Safeway also argues that the fact that the medical panel found that Giles had a predisposition to retinal detachment precludes the finding that Giles suffered a compensable accident.

Dr. H.H. Bartholomew, acting as the medical panel, found that Giles had a predisposition for retinal detachment. He said that 1% to 2% of people who have had cataract surgery would develop retinal detachment and that Giles' medical history indicated predisposition. Dr. Bartholomew opined that, since in predisposed people detachment could occur spontaneously or with minor trauma, Giles' work was not the cause of the detachment.

The administrative law judge declined to follow the recommendation of the medical panel and found that Giles' predisposition for detachment did not preclude him from compensation. She did not abuse her discretion in doing so. This Court, in Sabo's Electronic Service v. Sabo,[13] stated that *747 the findings of the medical panel are not determinative: "It is the Commission, however, and not the medical panel, that has the ultimate responsibility of deciding whether an identifiable accident has occurred."[14] Further, the Court has said: "The law is well settled that the aggravation or lighting up of a pre-existing disease by an industrial accident is compensable and that [a] ... failure brought about by exertion in the course of employment may be an accident within the meaning of the act."[15]

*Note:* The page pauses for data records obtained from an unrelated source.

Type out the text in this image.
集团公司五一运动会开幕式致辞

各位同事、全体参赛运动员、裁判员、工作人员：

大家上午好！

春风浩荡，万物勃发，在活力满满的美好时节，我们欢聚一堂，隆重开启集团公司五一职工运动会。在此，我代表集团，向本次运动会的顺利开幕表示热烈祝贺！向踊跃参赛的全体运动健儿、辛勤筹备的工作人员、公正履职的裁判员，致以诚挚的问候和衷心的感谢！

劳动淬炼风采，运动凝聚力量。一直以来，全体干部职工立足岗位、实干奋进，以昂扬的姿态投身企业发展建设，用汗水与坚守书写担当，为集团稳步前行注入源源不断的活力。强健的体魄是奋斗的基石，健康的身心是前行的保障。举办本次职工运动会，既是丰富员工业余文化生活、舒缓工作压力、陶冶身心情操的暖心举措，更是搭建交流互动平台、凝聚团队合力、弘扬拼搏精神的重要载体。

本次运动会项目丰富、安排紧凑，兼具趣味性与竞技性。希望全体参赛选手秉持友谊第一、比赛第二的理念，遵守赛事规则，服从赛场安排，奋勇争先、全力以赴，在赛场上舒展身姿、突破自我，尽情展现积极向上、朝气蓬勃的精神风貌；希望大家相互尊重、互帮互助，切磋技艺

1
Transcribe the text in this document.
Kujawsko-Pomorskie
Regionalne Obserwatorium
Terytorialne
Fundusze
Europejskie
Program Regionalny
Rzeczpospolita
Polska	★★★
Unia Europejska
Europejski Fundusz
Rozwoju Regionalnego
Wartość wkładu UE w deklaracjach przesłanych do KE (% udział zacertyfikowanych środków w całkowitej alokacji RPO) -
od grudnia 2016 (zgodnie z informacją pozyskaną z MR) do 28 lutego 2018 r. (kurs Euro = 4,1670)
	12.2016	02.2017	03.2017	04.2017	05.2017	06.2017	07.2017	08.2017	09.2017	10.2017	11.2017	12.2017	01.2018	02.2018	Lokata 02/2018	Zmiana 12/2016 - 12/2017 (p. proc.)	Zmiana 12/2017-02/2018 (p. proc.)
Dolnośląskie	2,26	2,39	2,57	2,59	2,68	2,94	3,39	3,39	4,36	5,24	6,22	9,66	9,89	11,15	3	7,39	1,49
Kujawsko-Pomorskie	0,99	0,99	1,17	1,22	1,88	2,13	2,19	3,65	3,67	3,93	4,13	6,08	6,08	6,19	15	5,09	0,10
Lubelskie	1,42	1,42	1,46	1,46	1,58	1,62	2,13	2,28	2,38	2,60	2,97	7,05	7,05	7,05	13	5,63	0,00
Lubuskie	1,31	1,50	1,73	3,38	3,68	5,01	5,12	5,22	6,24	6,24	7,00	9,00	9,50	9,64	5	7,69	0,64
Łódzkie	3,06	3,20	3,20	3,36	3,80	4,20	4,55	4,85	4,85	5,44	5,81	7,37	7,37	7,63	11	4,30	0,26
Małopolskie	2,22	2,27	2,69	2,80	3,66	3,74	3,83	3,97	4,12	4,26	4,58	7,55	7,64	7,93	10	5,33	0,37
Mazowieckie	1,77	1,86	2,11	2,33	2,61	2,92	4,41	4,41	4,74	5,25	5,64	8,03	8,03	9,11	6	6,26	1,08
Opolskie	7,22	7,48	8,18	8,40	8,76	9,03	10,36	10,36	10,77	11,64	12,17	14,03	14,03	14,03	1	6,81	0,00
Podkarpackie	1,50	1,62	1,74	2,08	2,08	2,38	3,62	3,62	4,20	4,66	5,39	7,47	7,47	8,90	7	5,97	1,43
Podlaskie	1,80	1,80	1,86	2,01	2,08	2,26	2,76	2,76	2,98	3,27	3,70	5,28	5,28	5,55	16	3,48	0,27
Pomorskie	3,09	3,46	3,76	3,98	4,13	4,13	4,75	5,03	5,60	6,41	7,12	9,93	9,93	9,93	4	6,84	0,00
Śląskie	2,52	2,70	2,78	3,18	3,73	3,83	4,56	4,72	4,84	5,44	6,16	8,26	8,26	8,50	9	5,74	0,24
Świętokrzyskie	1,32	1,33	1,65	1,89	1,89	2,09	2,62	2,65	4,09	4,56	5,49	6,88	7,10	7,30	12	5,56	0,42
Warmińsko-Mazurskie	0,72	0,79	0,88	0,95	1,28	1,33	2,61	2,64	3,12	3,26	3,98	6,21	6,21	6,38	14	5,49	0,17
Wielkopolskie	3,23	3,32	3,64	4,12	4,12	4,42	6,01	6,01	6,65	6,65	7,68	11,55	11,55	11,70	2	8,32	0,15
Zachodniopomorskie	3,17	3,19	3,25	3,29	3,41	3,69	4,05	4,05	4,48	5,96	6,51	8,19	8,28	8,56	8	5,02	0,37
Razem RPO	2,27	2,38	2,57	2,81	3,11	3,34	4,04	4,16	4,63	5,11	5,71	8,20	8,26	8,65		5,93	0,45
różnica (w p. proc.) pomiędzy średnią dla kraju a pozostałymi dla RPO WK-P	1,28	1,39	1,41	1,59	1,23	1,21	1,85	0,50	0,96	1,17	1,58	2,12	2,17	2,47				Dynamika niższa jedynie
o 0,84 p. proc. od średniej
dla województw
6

The administrative law judge's findings that Giles had suffered an accident and that there was a causal connection between the accident and the injury were not arbitrary or capricious or contrary to the one inevitable conclusion from the evidence. There was clearly evidence to support it.

The order of the Industrial Commission is therefore reversed.

HOWE, DURHAM and ZIMMERMAN, JJ., concur.

STEWART, J., concurs in the result.

NOTES

[1] United States Steel Corp. v. Industrial Comm'n, Utah, 607 P.2d 807 (1980).

[2] Jones v. Ogden Auto Body, Utah, 646 P.2d 703 (1982).

[3] See, e.g., Jones, id. at 705.

[4] "[W]e are of the opinion that the Motion for Review filed by the Defendants has merit and that the Order of October 21, 1983, should be reversed.

It is therefore ordered that the Order of October 21, 1983, be, and the same is hereby reversed."

[5] Pittsburgh Testing Laboratory v. Keller, Utah, 657 P.2d 1367 (1983).

[6] Sabo's Elec. Service v. Sabo, Utah, 642 P.2d 722 (1982).

[7] Kaiser Steel Corp. v. Monfredi, Utah, 631 P.2d 888 (1981).

[8] Board of Educ. v. Olsen, Utah, 684 P.2d 49 (1984).

[9] Monfredi, supra note 7.

[10] Monfredi, supra note 7 at 890.

[11] Carling v. Industrial Comm'n, 16 Utah 2d 260, 399 P.2d 202 (1965). See also Frito-Lay, Inc. v. Jacobs, Utah, 689 P.2d 1335 (1984); Sabo, supra note 6, at 725; and Monfredi, supra note 7, at 890.

[12] Utah, 674 P.2d 104 (1983).

[13] Supra note 6.

[14] Id. at 725.

[15] Powers v. Industrial Comm'n, 19 Utah 2d 140, 143-44, 427 P.2d 740, 743 (1967).